Differential model equations.

Coccidiosis, a widespread disease in poultry caused by protozoan parasites of the genus Eimeria, leads to significant economic losses. The increasing resistance of Eimeria species to anti-parasitics, combined with the high cost of vaccines, underscores the need for alternative intervention strategies against coccidiosis. This article explores the relative impact of several traits on the health of the group, accounting for the population dynamics of the infection. We focus on five traits that can potentially be influenced by genetic selection, treatment, vaccination or nutrition: (1) susceptibility, (2) recoverability, (3) infectivity, (4) tolerance, and (5) compensatory growth occurring after the infection ends.
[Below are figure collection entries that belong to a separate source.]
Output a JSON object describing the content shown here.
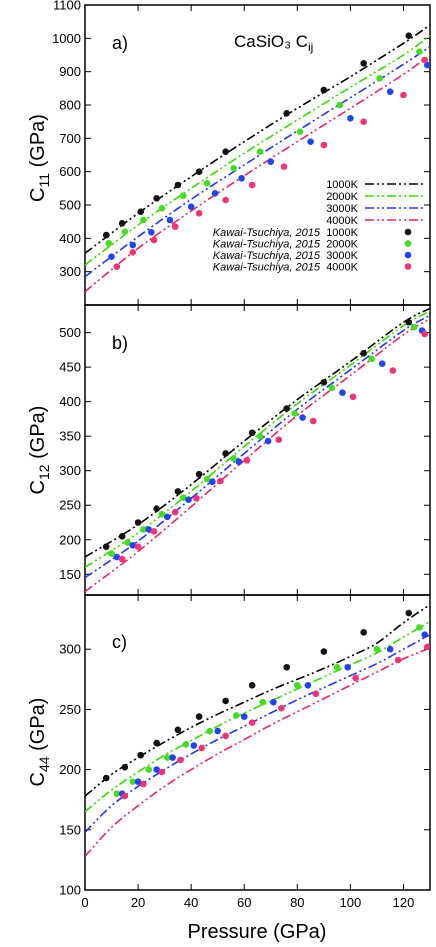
{
  "chart_data": [
    {
      "panel": "a)",
      "type": "line",
      "title": "CaSiO₃ C",
      "title_sub": "ij",
      "ylabel_main": "C",
      "ylabel_sub": "11",
      "ylabel_unit": " (GPa)",
      "xlim": [
        0,
        130
      ],
      "ylim": [
        200,
        1100
      ],
      "yticks": [
        300,
        400,
        500,
        600,
        700,
        800,
        900,
        1000,
        1100
      ],
      "xticks": [
        0,
        20,
        40,
        60,
        80,
        100,
        120
      ],
      "grid": false,
      "legend_placement": "right",
      "series": [
        {
          "name": "1000K",
          "color": "#000000",
          "dash": "9 3 2 3 2 3",
          "x": [
            0,
            20,
            40,
            60,
            80,
            100,
            120,
            130
          ],
          "y": [
            355,
            475,
            585,
            690,
            790,
            885,
            985,
            1040
          ]
        },
        {
          "name": "2000K",
          "color": "#33dd00",
          "dash": "9 3 2 3 2 3",
          "x": [
            0,
            20,
            40,
            60,
            80,
            100,
            120,
            130
          ],
          "y": [
            320,
            440,
            550,
            655,
            755,
            853,
            950,
            1008
          ]
        },
        {
          "name": "3000K",
          "color": "#2233ff",
          "dash": "9 3 2 3 2 3",
          "x": [
            0,
            20,
            40,
            60,
            80,
            100,
            120,
            130
          ],
          "y": [
            285,
            405,
            517,
            620,
            722,
            822,
            922,
            975
          ]
        },
        {
          "name": "4000K",
          "color": "#ee2266",
          "dash": "9 3 2 3 2 3",
          "x": [
            0,
            20,
            40,
            60,
            80,
            100,
            120,
            130
          ],
          "y": [
            240,
            370,
            482,
            588,
            690,
            790,
            892,
            950
          ]
        }
      ],
      "points": [
        {
          "name": "Kawai-Tsuchiya, 2015",
          "temp": "1000K",
          "color": "#111111",
          "x": [
            8,
            14,
            21,
            27,
            35,
            43,
            53,
            76,
            90,
            105,
            122
          ],
          "y": [
            410,
            445,
            480,
            520,
            560,
            600,
            660,
            775,
            845,
            925,
            1008
          ]
        },
        {
          "name": "Kawai-Tsuchiya, 2015",
          "temp": "2000K",
          "color": "#44dd22",
          "x": [
            9,
            15,
            22,
            29,
            37,
            46,
            56,
            66,
            81,
            96,
            111,
            126
          ],
          "y": [
            385,
            420,
            455,
            490,
            528,
            565,
            610,
            660,
            720,
            800,
            880,
            960
          ]
        },
        {
          "name": "Kawai-Tsuchiya, 2015",
          "temp": "3000K",
          "color": "#2244ee",
          "x": [
            10,
            18,
            25,
            32,
            40,
            49,
            59,
            70,
            85,
            100,
            115,
            129
          ],
          "y": [
            345,
            380,
            418,
            455,
            495,
            535,
            580,
            630,
            690,
            760,
            840,
            920
          ]
        },
        {
          "name": "Kawai-Tsuchiya, 2015",
          "temp": "4000K",
          "color": "#ee3377",
          "x": [
            12,
            18,
            26,
            34,
            43,
            53,
            63,
            75,
            90,
            105,
            120,
            128
          ],
          "y": [
            315,
            358,
            395,
            435,
            475,
            515,
            560,
            615,
            680,
            750,
            830,
            935
          ]
        }
      ]
    },
    {
      "panel": "b)",
      "type": "line",
      "ylabel_main": "C",
      "ylabel_sub": "12",
      "ylabel_unit": " (GPa)",
      "xlim": [
        0,
        130
      ],
      "ylim": [
        120,
        540
      ],
      "yticks": [
        150,
        200,
        250,
        300,
        350,
        400,
        450,
        500
      ],
      "xticks": [
        0,
        20,
        40,
        60,
        80,
        100,
        120
      ],
      "grid": false,
      "series": [
        {
          "name": "1000K",
          "color": "#000000",
          "dash": "9 3 2 3 2 3",
          "x": [
            0,
            20,
            40,
            60,
            80,
            100,
            120,
            130
          ],
          "y": [
            175,
            222,
            280,
            343,
            403,
            458,
            515,
            535
          ]
        },
        {
          "name": "2000K",
          "color": "#33dd00",
          "dash": "9 3 2 3 2 3",
          "x": [
            0,
            20,
            40,
            60,
            80,
            100,
            120,
            130
          ],
          "y": [
            160,
            210,
            270,
            335,
            397,
            453,
            510,
            531
          ]
        },
        {
          "name": "3000K",
          "color": "#2233ff",
          "dash": "9 3 2 3 2 3",
          "x": [
            0,
            20,
            40,
            60,
            80,
            100,
            120,
            130
          ],
          "y": [
            145,
            198,
            260,
            325,
            389,
            446,
            503,
            525
          ]
        },
        {
          "name": "4000K",
          "color": "#ee2266",
          "dash": "9 3 2 3 2 3",
          "x": [
            0,
            20,
            40,
            60,
            80,
            100,
            120,
            130
          ],
          "y": [
            125,
            183,
            248,
            315,
            380,
            438,
            497,
            520
          ]
        }
      ],
      "points": [
        {
          "name": "Kawai-Tsuchiya, 2015",
          "temp": "1000K",
          "color": "#111111",
          "x": [
            8,
            14,
            20,
            27,
            35,
            43,
            53,
            63,
            76,
            90,
            105,
            122
          ],
          "y": [
            190,
            205,
            225,
            245,
            270,
            295,
            325,
            355,
            390,
            428,
            470,
            515
          ]
        },
        {
          "name": "Kawai-Tsuchiya, 2015",
          "temp": "2000K",
          "color": "#44dd22",
          "x": [
            10,
            16,
            22,
            29,
            37,
            46,
            56,
            66,
            79,
            93,
            108,
            124
          ],
          "y": [
            180,
            196,
            215,
            237,
            261,
            288,
            318,
            350,
            383,
            420,
            462,
            508
          ]
        },
        {
          "name": "Kawai-Tsuchiya, 2015",
          "temp": "3000K",
          "color": "#2244ee",
          "x": [
            12,
            18,
            24,
            31,
            39,
            48,
            58,
            69,
            82,
            97,
            112,
            127
          ],
          "y": [
            175,
            192,
            215,
            233,
            258,
            284,
            313,
            343,
            377,
            413,
            455,
            503
          ]
        },
        {
          "name": "Kawai-Tsuchiya, 2015",
          "temp": "4000K",
          "color": "#ee3377",
          "x": [
            14,
            20,
            26,
            34,
            42,
            51,
            61,
            73,
            86,
            101,
            116,
            128
          ],
          "y": [
            172,
            190,
            212,
            240,
            260,
            285,
            315,
            345,
            372,
            407,
            445,
            498
          ]
        }
      ]
    },
    {
      "panel": "c)",
      "type": "line",
      "ylabel_main": "C",
      "ylabel_sub": "44",
      "ylabel_unit": " (GPa)",
      "xlabel": "Pressure (GPa)",
      "xlim": [
        0,
        130
      ],
      "ylim": [
        100,
        345
      ],
      "yticks": [
        100,
        150,
        200,
        250,
        300
      ],
      "xticks": [
        0,
        20,
        40,
        60,
        80,
        100,
        120
      ],
      "grid": false,
      "series": [
        {
          "name": "1000K",
          "color": "#000000",
          "dash": "9 3 2 3 2 3",
          "x": [
            0,
            10,
            20,
            30,
            40,
            50,
            60,
            70,
            80,
            90,
            100,
            110,
            120,
            130
          ],
          "y": [
            178,
            196,
            210,
            223,
            235,
            246,
            256,
            266,
            275,
            284,
            294,
            305,
            322,
            337
          ]
        },
        {
          "name": "2000K",
          "color": "#33dd00",
          "dash": "9 3 2 3 2 3",
          "x": [
            0,
            10,
            20,
            30,
            40,
            50,
            60,
            70,
            80,
            90,
            100,
            110,
            120,
            130
          ],
          "y": [
            165,
            183,
            198,
            212,
            224,
            236,
            247,
            257,
            267,
            277,
            287,
            297,
            310,
            323
          ]
        },
        {
          "name": "3000K",
          "color": "#2233ff",
          "dash": "9 3 2 3 2 3",
          "x": [
            0,
            10,
            20,
            30,
            40,
            50,
            60,
            70,
            80,
            90,
            100,
            110,
            120,
            130
          ],
          "y": [
            148,
            170,
            186,
            200,
            213,
            225,
            236,
            247,
            258,
            268,
            278,
            288,
            300,
            312
          ]
        },
        {
          "name": "4000K",
          "color": "#ee2266",
          "dash": "9 3 2 3 2 3",
          "x": [
            0,
            10,
            20,
            30,
            40,
            50,
            60,
            70,
            80,
            90,
            100,
            110,
            120,
            130
          ],
          "y": [
            128,
            152,
            170,
            186,
            200,
            213,
            225,
            237,
            248,
            259,
            270,
            281,
            292,
            301
          ]
        }
      ],
      "points": [
        {
          "name": "Kawai-Tsuchiya, 2015",
          "temp": "1000K",
          "color": "#111111",
          "x": [
            8,
            15,
            21,
            27,
            35,
            43,
            53,
            63,
            76,
            90,
            105,
            122
          ],
          "y": [
            193,
            202,
            212,
            222,
            233,
            244,
            257,
            270,
            285,
            298,
            314,
            330
          ]
        },
        {
          "name": "Kawai-Tsuchiya, 2015",
          "temp": "2000K",
          "color": "#44dd22",
          "x": [
            12,
            18,
            24,
            31,
            38,
            47,
            57,
            67,
            80,
            95,
            110,
            126
          ],
          "y": [
            180,
            190,
            200,
            210,
            221,
            232,
            245,
            256,
            270,
            285,
            300,
            318
          ]
        },
        {
          "name": "Kawai-Tsuchiya, 2015",
          "temp": "3000K",
          "color": "#2244ee",
          "x": [
            14,
            20,
            27,
            33,
            41,
            50,
            60,
            71,
            84,
            99,
            115,
            128
          ],
          "y": [
            180,
            190,
            200,
            210,
            220,
            232,
            244,
            256,
            270,
            285,
            300,
            312
          ]
        },
        {
          "name": "Kawai-Tsuchiya, 2015",
          "temp": "4000K",
          "color": "#ee3377",
          "x": [
            15,
            22,
            29,
            36,
            44,
            53,
            63,
            74,
            87,
            102,
            118,
            129
          ],
          "y": [
            178,
            188,
            198,
            208,
            218,
            228,
            239,
            251,
            263,
            276,
            291,
            302
          ]
        }
      ]
    }
  ],
  "legend": {
    "line_entries": [
      "1000K",
      "2000K",
      "3000K",
      "4000K"
    ],
    "point_source": "Kawai-Tsuchiya, 2015",
    "point_temps": [
      "1000K",
      "2000K",
      "3000K",
      "4000K"
    ]
  }
}
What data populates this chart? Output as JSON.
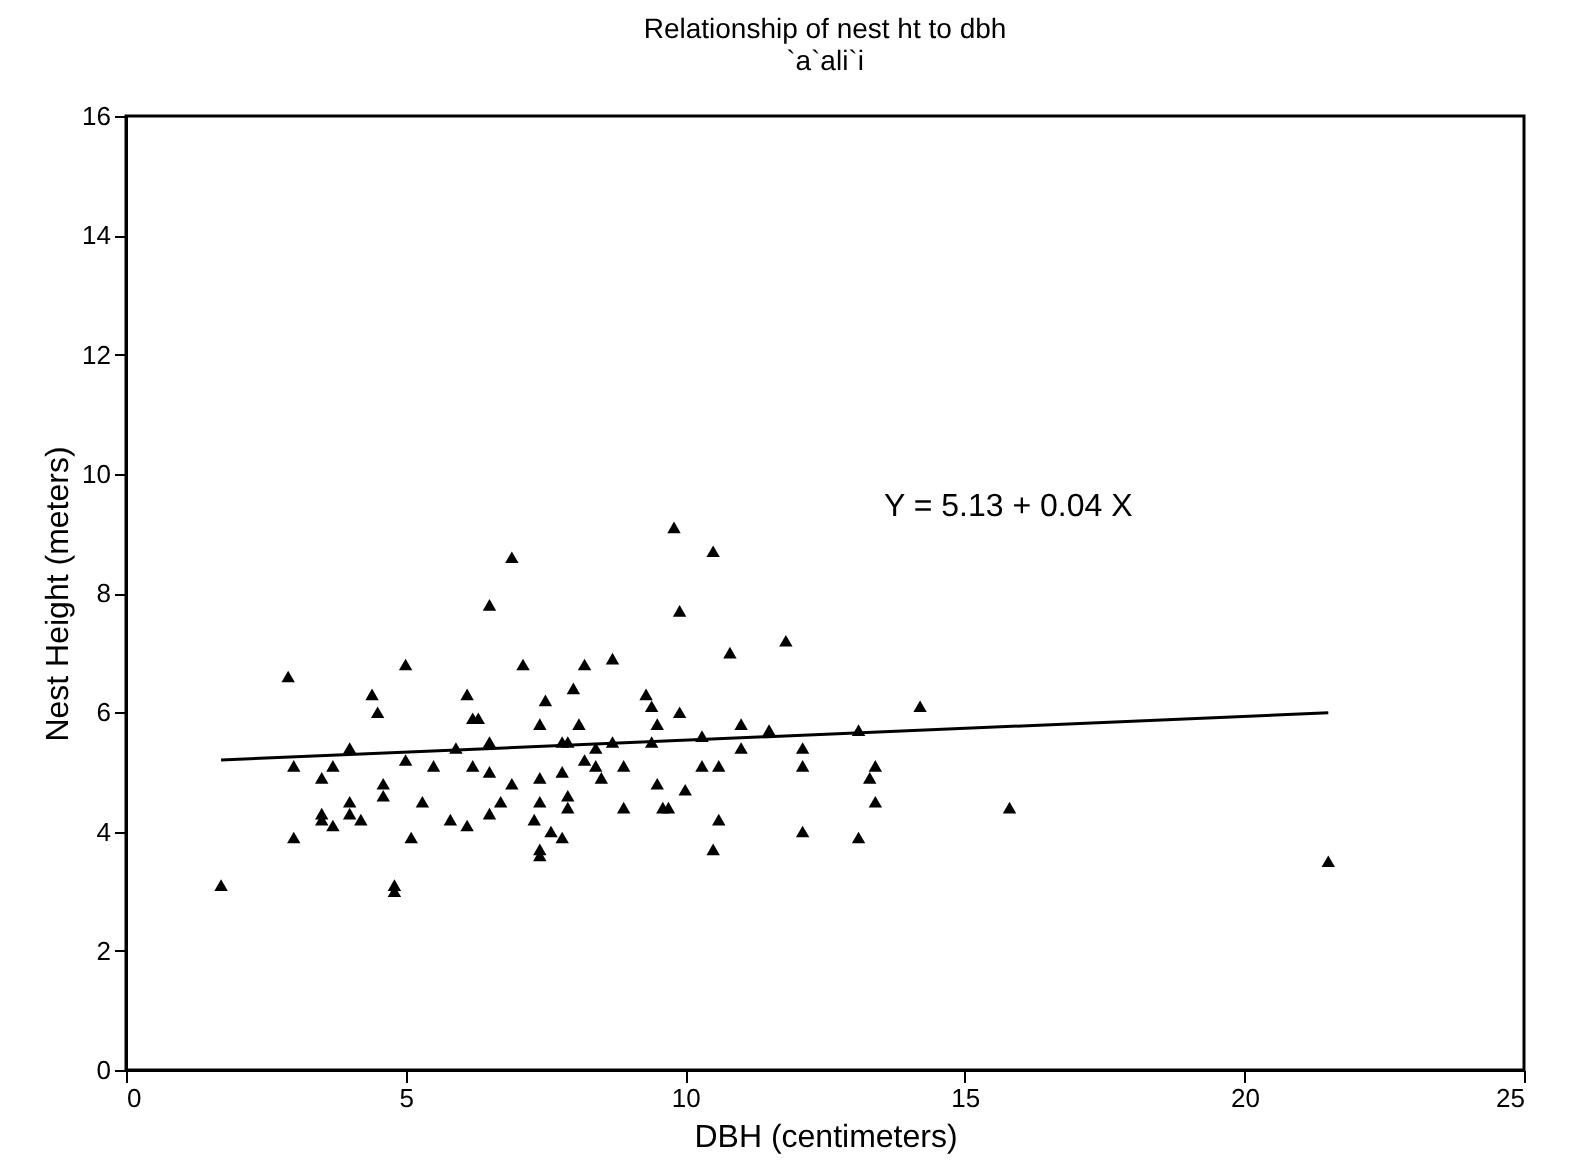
{
  "chart_data": {
    "type": "scatter",
    "title": "Relationship of nest ht to dbh",
    "subtitle": "`a`ali`i",
    "xlabel": "DBH (centimeters)",
    "ylabel": "Nest Height (meters)",
    "xlim": [
      0,
      25
    ],
    "xticks": [
      0,
      5,
      10,
      15,
      20,
      25
    ],
    "ylim": [
      0,
      16
    ],
    "yticks": [
      0,
      2,
      4,
      6,
      8,
      10,
      12,
      14,
      16
    ],
    "grid": false,
    "marker": "triangle",
    "annotations": [
      "Y = 5.13 + 0.04 X"
    ],
    "series": [
      {
        "color": "#000000",
        "x": [
          1.7,
          2.9,
          3.0,
          3.0,
          3.5,
          3.5,
          3.5,
          3.7,
          3.7,
          4.0,
          4.0,
          4.0,
          4.2,
          4.4,
          4.5,
          4.6,
          4.6,
          4.8,
          4.8,
          5.0,
          5.0,
          5.1,
          5.3,
          5.5,
          5.8,
          5.9,
          6.1,
          6.1,
          6.2,
          6.3,
          6.2,
          6.5,
          6.5,
          6.9,
          6.5,
          6.7,
          6.5,
          6.9,
          7.1,
          9.8,
          10.5,
          9.9,
          10.8,
          11.8,
          8.2,
          8.7,
          8.0,
          7.5,
          7.4,
          8.1,
          9.3,
          9.4,
          9.5,
          9.9,
          10.3,
          11.0,
          11.5,
          13.1,
          7.8,
          7.9,
          8.4,
          8.7,
          9.4,
          11.0,
          12.1,
          8.2,
          8.4,
          8.5,
          8.9,
          7.4,
          7.8,
          9.5,
          10.3,
          10.6,
          12.1,
          13.4,
          13.3,
          13.4,
          10.0,
          7.4,
          7.9,
          7.9,
          8.9,
          9.6,
          9.7,
          7.3,
          10.6,
          7.6,
          7.8,
          12.1,
          13.1,
          10.5,
          7.4,
          7.4,
          14.2,
          15.8,
          21.5
        ],
        "values": [
          3.1,
          6.6,
          3.9,
          5.1,
          4.9,
          4.3,
          4.2,
          4.1,
          5.1,
          5.4,
          4.5,
          4.3,
          4.2,
          6.3,
          6.0,
          4.8,
          4.6,
          3.1,
          3.0,
          6.8,
          5.2,
          3.9,
          4.5,
          5.1,
          4.2,
          5.4,
          6.3,
          4.1,
          5.9,
          5.9,
          5.1,
          5.5,
          5.0,
          4.8,
          4.3,
          4.5,
          7.8,
          8.6,
          6.8,
          9.1,
          8.7,
          7.7,
          7.0,
          7.2,
          6.8,
          6.9,
          6.4,
          6.2,
          5.8,
          5.8,
          6.3,
          6.1,
          5.8,
          6.0,
          5.6,
          5.8,
          5.7,
          5.7,
          5.5,
          5.5,
          5.4,
          5.5,
          5.5,
          5.4,
          5.4,
          5.2,
          5.1,
          4.9,
          5.1,
          4.9,
          5.0,
          4.8,
          5.1,
          5.1,
          5.1,
          5.1,
          4.9,
          4.5,
          4.7,
          4.5,
          4.6,
          4.4,
          4.4,
          4.4,
          4.4,
          4.2,
          4.2,
          4.0,
          3.9,
          4.0,
          3.9,
          3.7,
          3.7,
          3.6,
          6.1,
          4.4,
          3.5
        ]
      },
      {
        "type": "line",
        "color": "#000000",
        "marker": "none",
        "x": [
          1.7,
          21.5
        ],
        "values": [
          5.2,
          5.99
        ]
      }
    ]
  }
}
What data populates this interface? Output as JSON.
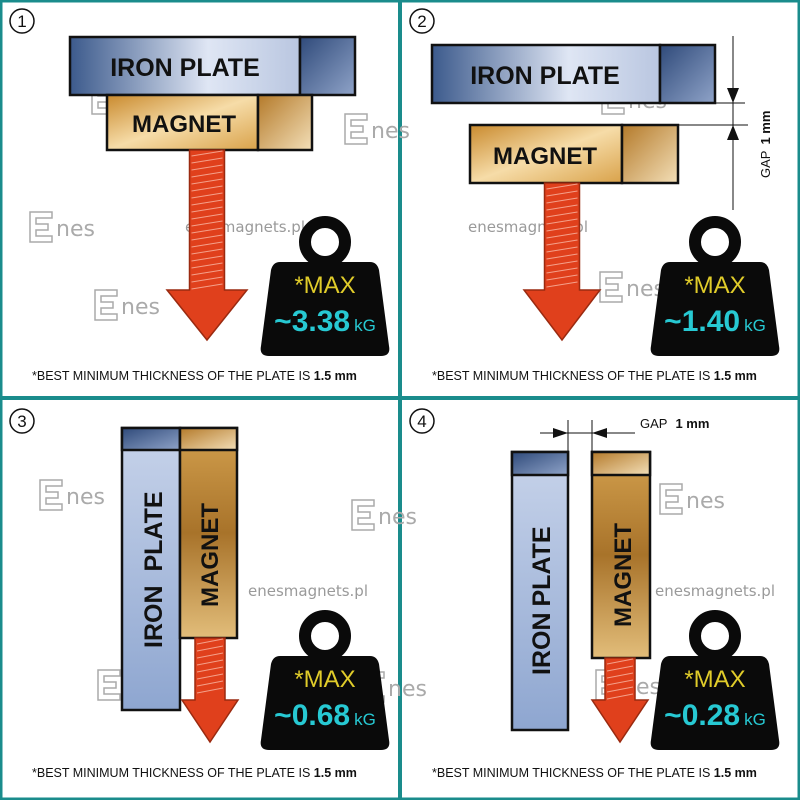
{
  "colors": {
    "divider": "#1a8c8c",
    "weight": "#0a0a0a",
    "max_text": "#e0cc2a",
    "value_text": "#27c9d3",
    "arrow": "#e0401c",
    "iron": "#3c5a8c",
    "magnet": "#c98a2e"
  },
  "watermark": {
    "site": "enesmagnets.pl",
    "logo": "Enes"
  },
  "labels": {
    "iron_plate": "IRON PLATE",
    "iron": "IRON",
    "plate": "PLATE",
    "magnet": "MAGNET",
    "max": "*MAX",
    "unit": "kG",
    "gap": "GAP",
    "gap_value": "1 mm"
  },
  "footer": {
    "text": "*BEST MINIMUM THICKNESS OF THE PLATE IS ",
    "thickness": "1.5 mm"
  },
  "panels": [
    {
      "number": "1",
      "value": "~3.38"
    },
    {
      "number": "2",
      "value": "~1.40"
    },
    {
      "number": "3",
      "value": "~0.68"
    },
    {
      "number": "4",
      "value": "~0.28"
    }
  ]
}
We propose an epidemiological model of coccidiosis based on literature review concerning chicken coccidiosis epidemiology and parameter estimations based on published data. Using this model, we investigate the direct and indirect impacts of each individual trait on the health and productivity of the flock. This approach aims at understanding the relative role of these individual traits on population level disease resistance and economical profitability of farms undergoing coccidiosis epidemics. The results showed increasing recoverability and tolerance were particularly beneficial for the health and productivity of the flock, both through direct and indirect effects whilst reducing infectivity has the highest beneficial effect on reducing the infectious load in the environment and on flock level protection. This approach has the potential to guide disease control strategies aimed at enhancing coccidiosis management within the poultry industry.